令和七年七月発行
「心頭滅却…。」
夏日(かじつ)悟空(ごくう)上人の院に題す
三伏(さんぷく)門を閉ざして一衲(いちのう)を披る
兼ねて松竹の房廊(ぼうろう)を蔭(おお)う無し
安禅は必ずしも山水を須いず
心中を滅得すれば火も自ずから涼し
こちらは唐代後期の詩人、杜荀鶴(と・じゅんかく 846〜904)の詩です。「三伏と呼ばれる年間でも最も暑い時節に悟空上人という僧侶がしっかり法衣を身につけ坐禅しています。しかもそこには日差しを遮り涼しさをもたらす松や竹もありません。しかし坐禅による安心(あんじん)は必ずしも心地良い山や渓水を要するものでは無いのです。心中の雑念を消し去れば火中にあっても心は涼やかなものです。」という意味。
碧巌集という禅の本には「安禅は必ずしも山水を須いず 心頭を滅却すれば火も自ずから涼し」とあります。滅得が滅却となっていますが、同じ意味と考えて良さそうです。
日本では甲斐恵林寺の僧侶が織田信長公の軍勢により楼門上層階たれたに押し込められ火を放際に、快川紹喜禅師が「心頭滅却云々」と言い放ち担然として死を迎えたことが知られています。
暑さ寒さにも心を動ぜず!まさに世の中の人が抱く禅のイメージはこれですね!しかし「寒暑(かんじょ)に応じて着衣喫飯(じゃくえきっぱん)す」という大切な教えもあるのです。
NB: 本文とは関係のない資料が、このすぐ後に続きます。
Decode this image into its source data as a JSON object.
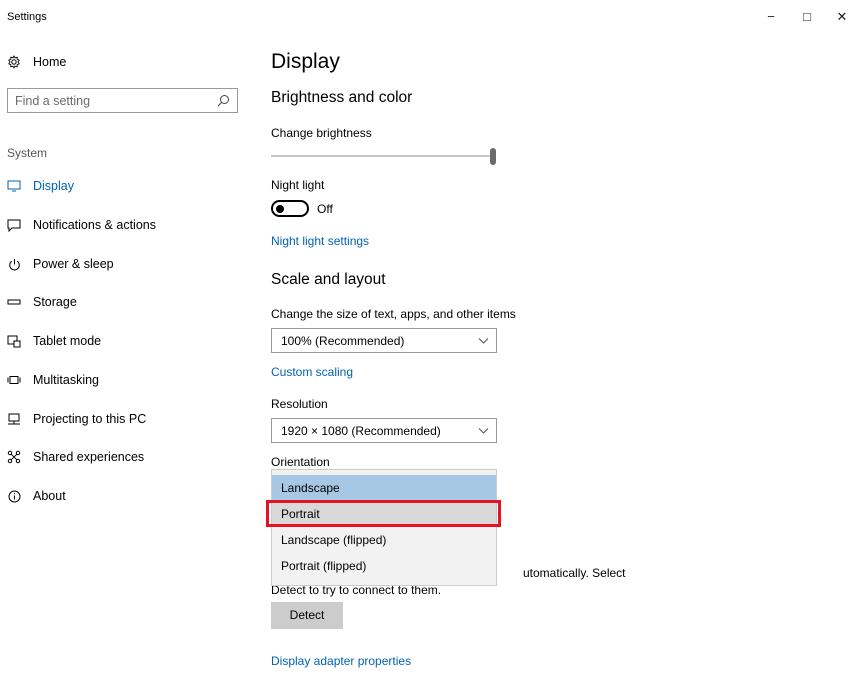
{
  "window": {
    "title": "Settings",
    "minimize_glyph": "−",
    "maximize_glyph": "□",
    "close_glyph": "✕"
  },
  "sidebar": {
    "home_label": "Home",
    "search_placeholder": "Find a setting",
    "section_label": "System",
    "items": [
      {
        "label": "Display",
        "icon": "monitor-icon",
        "active": true
      },
      {
        "label": "Notifications & actions",
        "icon": "notification-icon"
      },
      {
        "label": "Power & sleep",
        "icon": "power-icon"
      },
      {
        "label": "Storage",
        "icon": "storage-icon"
      },
      {
        "label": "Tablet mode",
        "icon": "tablet-icon"
      },
      {
        "label": "Multitasking",
        "icon": "multitasking-icon"
      },
      {
        "label": "Projecting to this PC",
        "icon": "projector-icon"
      },
      {
        "label": "Shared experiences",
        "icon": "share-icon"
      },
      {
        "label": "About",
        "icon": "info-icon"
      }
    ]
  },
  "main": {
    "title": "Display",
    "brightness_heading": "Brightness and color",
    "change_brightness_label": "Change brightness",
    "brightness_level": 1.0,
    "night_light_label": "Night light",
    "night_light_state": "Off",
    "night_light_settings_link": "Night light settings",
    "scale_heading": "Scale and layout",
    "scale_label": "Change the size of text, apps, and other items",
    "scale_value": "100% (Recommended)",
    "custom_scaling_link": "Custom scaling",
    "resolution_label": "Resolution",
    "resolution_value": "1920 × 1080 (Recommended)",
    "orientation_label": "Orientation",
    "orientation_options": [
      "Landscape",
      "Portrait",
      "Landscape (flipped)",
      "Portrait (flipped)"
    ],
    "orientation_selected": "Landscape",
    "orientation_hovered": "Portrait",
    "partial_text_1": "utomatically. Select",
    "partial_text_2": "Detect to try to connect to them.",
    "detect_button": "Detect",
    "adapter_link": "Display adapter properties"
  },
  "colors": {
    "accent": "#0063b1",
    "dropdown_selected": "#a6c8e4",
    "dropdown_hover": "#d9d9d9",
    "highlight": "#e81123"
  }
}
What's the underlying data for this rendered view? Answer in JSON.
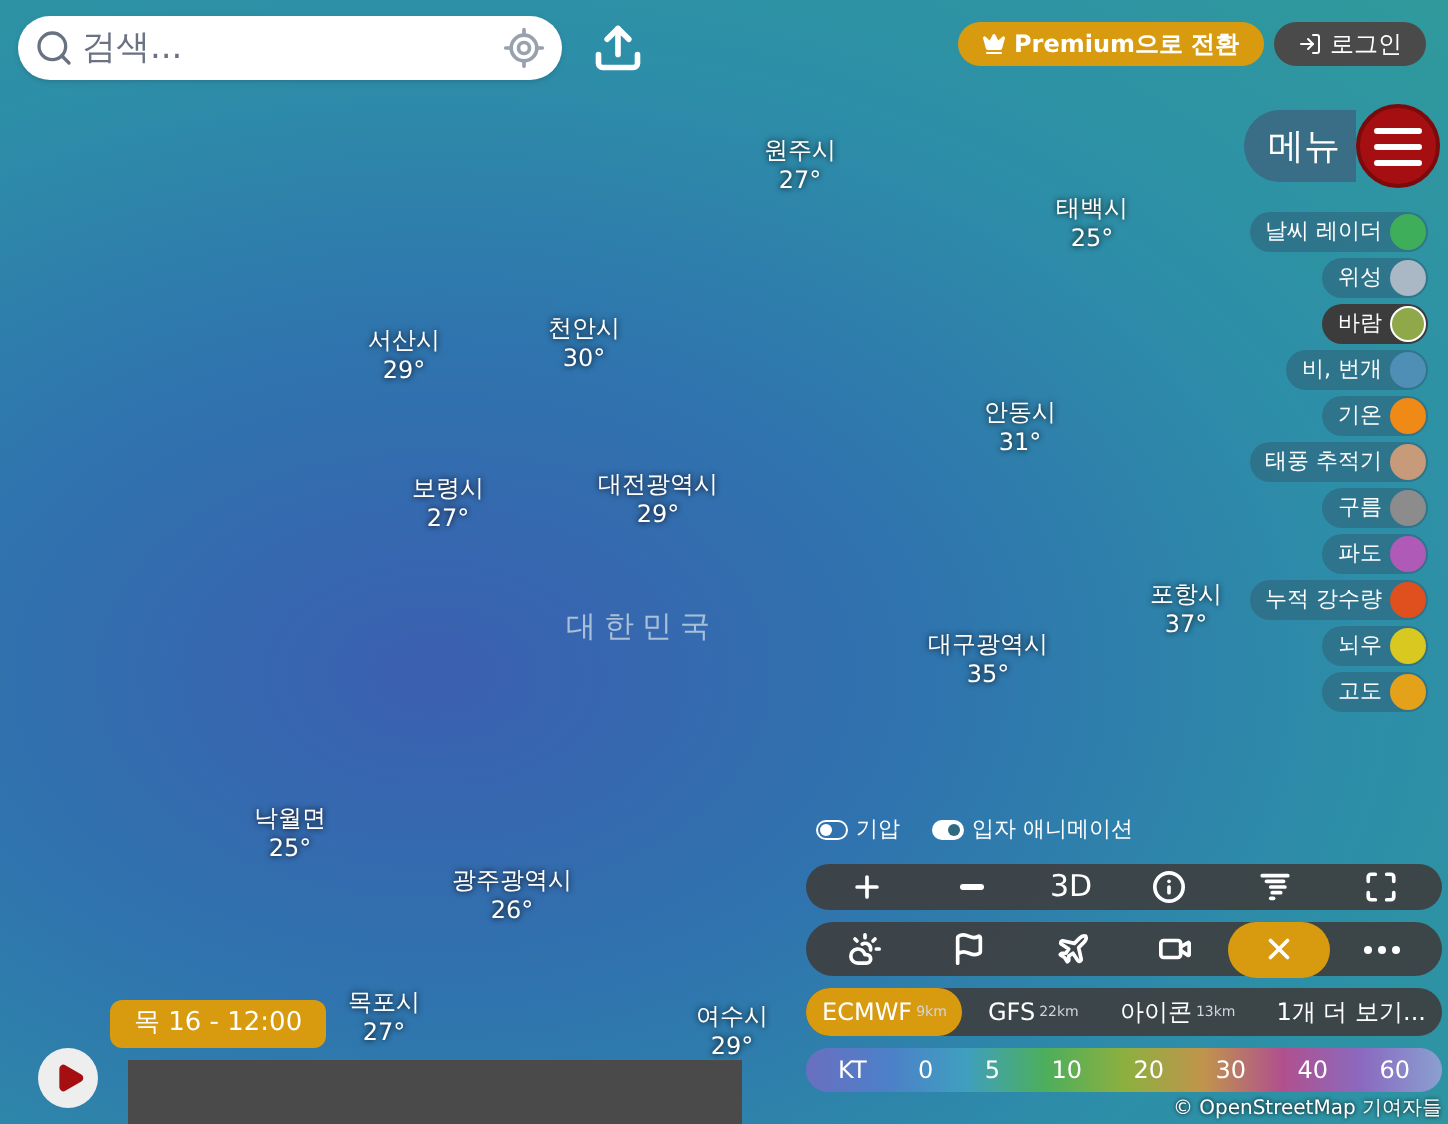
{
  "search": {
    "placeholder": "검색..."
  },
  "header": {
    "premium": "Premium으로 전환",
    "login": "로그인",
    "menu": "메뉴"
  },
  "cities": [
    {
      "name": "원주시",
      "temp": "27°"
    },
    {
      "name": "태백시",
      "temp": "25°"
    },
    {
      "name": "서산시",
      "temp": "29°"
    },
    {
      "name": "천안시",
      "temp": "30°"
    },
    {
      "name": "안동시",
      "temp": "31°"
    },
    {
      "name": "보령시",
      "temp": "27°"
    },
    {
      "name": "대전광역시",
      "temp": "29°"
    },
    {
      "name": "포항시",
      "temp": "37°"
    },
    {
      "name": "대구광역시",
      "temp": "35°"
    },
    {
      "name": "낙월면",
      "temp": "25°"
    },
    {
      "name": "광주광역시",
      "temp": "26°"
    },
    {
      "name": "목포시",
      "temp": "27°"
    },
    {
      "name": "여수시",
      "temp": "29°"
    }
  ],
  "country": {
    "name": "대한민국"
  },
  "layers": [
    {
      "label": "날씨 레이더",
      "selected": false,
      "color": "#3fae5a"
    },
    {
      "label": "위성",
      "selected": false,
      "color": "#a9b8c4"
    },
    {
      "label": "바람",
      "selected": true,
      "color": "#8fa84a"
    },
    {
      "label": "비, 번개",
      "selected": false,
      "color": "#4f8fb5"
    },
    {
      "label": "기온",
      "selected": false,
      "color": "#f08a16"
    },
    {
      "label": "태풍 추적기",
      "selected": false,
      "color": "#c79a7a"
    },
    {
      "label": "구름",
      "selected": false,
      "color": "#8c8c8c"
    },
    {
      "label": "파도",
      "selected": false,
      "color": "#b05ab8"
    },
    {
      "label": "누적 강수량",
      "selected": false,
      "color": "#e0501e"
    },
    {
      "label": "뇌우",
      "selected": false,
      "color": "#d8c820"
    },
    {
      "label": "고도",
      "selected": false,
      "color": "#e3a21a"
    }
  ],
  "toggles": [
    {
      "label": "기압",
      "on": false
    },
    {
      "label": "입자 애니메이션",
      "on": true
    }
  ],
  "toolbar_1": [
    {
      "kind": "plus"
    },
    {
      "kind": "minus"
    },
    {
      "kind": "text",
      "label": "3D"
    },
    {
      "kind": "info"
    },
    {
      "kind": "storm"
    },
    {
      "kind": "fullscreen"
    }
  ],
  "toolbar_2": [
    {
      "kind": "weather",
      "selected": false
    },
    {
      "kind": "flag",
      "selected": false
    },
    {
      "kind": "plane",
      "selected": false
    },
    {
      "kind": "camera",
      "selected": false
    },
    {
      "kind": "close",
      "selected": true
    },
    {
      "kind": "more",
      "selected": false
    }
  ],
  "models": [
    {
      "name": "ECMWF",
      "resolution": "9km",
      "selected": true
    },
    {
      "name": "GFS",
      "resolution": "22km",
      "selected": false
    },
    {
      "name": "아이콘",
      "resolution": "13km",
      "selected": false
    },
    {
      "name": "1개 더 보기...",
      "selected": false
    }
  ],
  "legend": {
    "unit": "KT",
    "ticks": [
      "0",
      "5",
      "10",
      "20",
      "30",
      "40",
      "60"
    ]
  },
  "timeline": {
    "time": "목 16 - 12:00"
  },
  "attribution": "© OpenStreetMap 기여자들"
}
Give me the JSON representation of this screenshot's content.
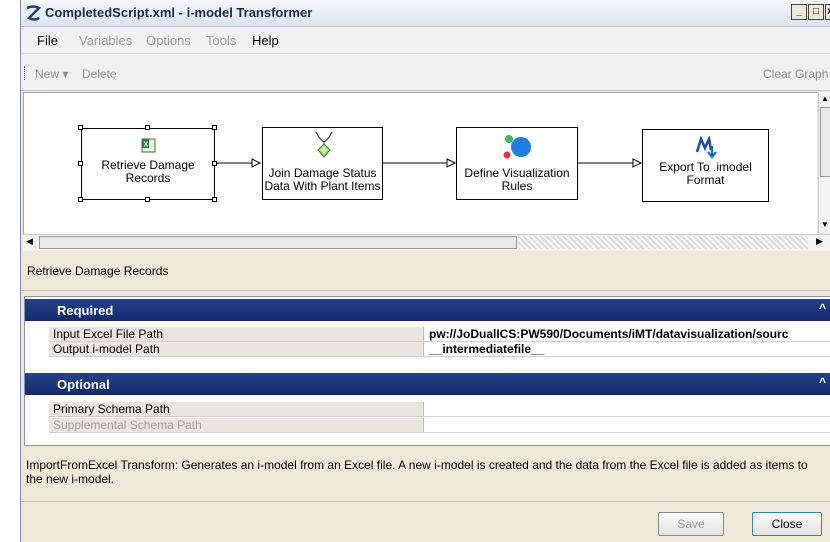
{
  "window": {
    "title": "CompletedScript.xml - i-model Transformer",
    "controls": {
      "minimize": "_",
      "maximize": "□",
      "close": "x"
    }
  },
  "menu": [
    {
      "label": "File",
      "enabled": true
    },
    {
      "label": "Variables",
      "enabled": false
    },
    {
      "label": "Options",
      "enabled": false
    },
    {
      "label": "Tools",
      "enabled": false
    },
    {
      "label": "Help",
      "enabled": true
    }
  ],
  "toolbar": {
    "new_label": "New",
    "new_dropdown": "▾",
    "delete_label": "Delete",
    "clear_graph_label": "Clear Graph"
  },
  "graph": {
    "nodes": [
      {
        "label": "Retrieve Damage Records",
        "icon": "excel-icon",
        "selected": true
      },
      {
        "label": "Join Damage Status Data With Plant Items",
        "icon": "merge-icon",
        "selected": false
      },
      {
        "label": "Define Visualization Rules",
        "icon": "color-rules-icon",
        "selected": false
      },
      {
        "label": "Export To .imodel Format",
        "icon": "export-icon",
        "selected": false
      }
    ]
  },
  "selected_node_title": "Retrieve Damage Records",
  "properties": {
    "required": {
      "title": "Required",
      "rows": [
        {
          "name": "Input Excel File Path",
          "value": "pw://JoDualICS:PW590/Documents/iMT/datavisualization/sourc"
        },
        {
          "name": "Output i-model Path",
          "value": "__intermediatefile__"
        }
      ]
    },
    "optional": {
      "title": "Optional",
      "rows": [
        {
          "name": "Primary Schema Path",
          "value": ""
        },
        {
          "name": "Supplemental Schema Path",
          "value": ""
        }
      ]
    },
    "collapse_glyph": "^"
  },
  "description": "ImportFromExcel Transform: Generates an i-model from an Excel file. A new i-model is created and the data from the Excel file is added as items to the new i-model.",
  "buttons": {
    "save": "Save",
    "close": "Close"
  }
}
暑さ寒さに応じて生活しなさいという意味ですね。
思うに中国や日本は四季に恵まれ、世界的に見れば穏やかな気候と言える地域です。ここで育まれた禅という仏教は過酷な自然を知りません。砂漠地帯や氷土のような寒冷地では「心頭滅却」して寒暑に立ち向かえば、たちまち命を喪ってしまいます。上記の漢詩などはまさに温順な気候の中から生れたものと言えるでしょう。